I know. It's been more than a couple days. The last few days seems to have just vanished. We tried to put some pictures on and the program is not working tonight. I will try tomorrow. I just wanted to let you all know how we are doing. I will go from youngest to oldest.
Alysa- Wow! She is amazing. She has grown so much. It is hard to believe that she is 6 months old now. The day before she turned 5 months old she rolled over from her back to her front. With a month of practice, she has become a pro. You have to keep an eye on her if you leave her on the floor or you may come back and find her halfway across the room. She is so aware of her surroundings and interacts with us. I can't describe how much I love her. And I am so glad that she is a happy baby. She smiles and laughs so much. It's beatiful.
Tyler - He is SO busy. He has learned to climb out of his play area and his crib. In a heartbeat you can find him on the kitchen table. The big trouble with that is he has no fear. He would just as easily walk right off the table without giving it a second thought. He loves to play outdoors. He cries when it is time to come inside. He is saying new words everyday. His favorite words are still, "Momma", "dadda" and "sista". He must say them a hundred time a day. He has had hair cuts in the past but has his first major buzz cut a while ago. (as you see) It changed his look so much. He is not a baby anymore.

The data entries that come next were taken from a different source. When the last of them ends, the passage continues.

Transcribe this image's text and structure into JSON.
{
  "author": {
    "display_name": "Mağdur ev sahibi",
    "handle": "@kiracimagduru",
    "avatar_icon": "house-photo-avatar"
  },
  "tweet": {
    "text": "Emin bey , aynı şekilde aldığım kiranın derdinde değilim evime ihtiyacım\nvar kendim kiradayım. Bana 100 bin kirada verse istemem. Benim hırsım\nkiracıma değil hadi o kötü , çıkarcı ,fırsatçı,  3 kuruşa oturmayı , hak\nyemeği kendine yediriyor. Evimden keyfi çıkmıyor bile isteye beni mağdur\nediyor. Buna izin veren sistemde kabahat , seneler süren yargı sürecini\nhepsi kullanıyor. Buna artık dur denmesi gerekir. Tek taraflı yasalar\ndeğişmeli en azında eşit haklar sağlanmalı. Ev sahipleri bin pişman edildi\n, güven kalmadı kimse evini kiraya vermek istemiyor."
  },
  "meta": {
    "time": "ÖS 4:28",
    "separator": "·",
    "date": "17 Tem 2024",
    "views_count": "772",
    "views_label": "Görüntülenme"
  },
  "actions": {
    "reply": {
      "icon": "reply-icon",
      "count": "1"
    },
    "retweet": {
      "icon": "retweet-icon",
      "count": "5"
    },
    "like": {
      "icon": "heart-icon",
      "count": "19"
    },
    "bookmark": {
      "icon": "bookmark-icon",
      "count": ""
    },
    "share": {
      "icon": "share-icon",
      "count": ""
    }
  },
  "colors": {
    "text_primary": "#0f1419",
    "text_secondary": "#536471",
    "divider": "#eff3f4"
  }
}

I have to take back what I just wrote about Tyler's favorite word. It is "No" He is such a character. For example, he is in his room. He is supposed to be taking a nap. I can hear him having a conversation with himself and laughing.
Brian and Amy. Dad would have to tell you for himself what he is thinking. I can say that time is helping to heal both of our hurting hearts.
I want to let you all know that I am doing better emotionally. I know that after my last post some of you were a little worried about me. I went to a doctor who I consider more of a friend and talked with her about how I was feeling. Though most of my feeling were in the range of "normal" I have a real struggle with clinical depression. In order to not fall to far into a hole that I might find it hard to crawl out of I started taking some medication to help me cope with life for a short period of time. My goal is to work my way off of it by Christmas and start the new year with a fresh start.
Usually when I start to write the words just flow and I feel like I have a lot to say. The words are not coming so easy anymore. I know that I told you that I had started writing a book and that I was going to share parts with you. I have things written but it needs a lot of editing and I just can't seem to make myself do it. I am a big procratinator.
I still miss Olivia as much as I did on the day she died but it doesn't hurt so much all the time. It has been a while since I have cried myself to sleep.
I'm sorry this isn't the most interesting tonight. I just don't know what to say.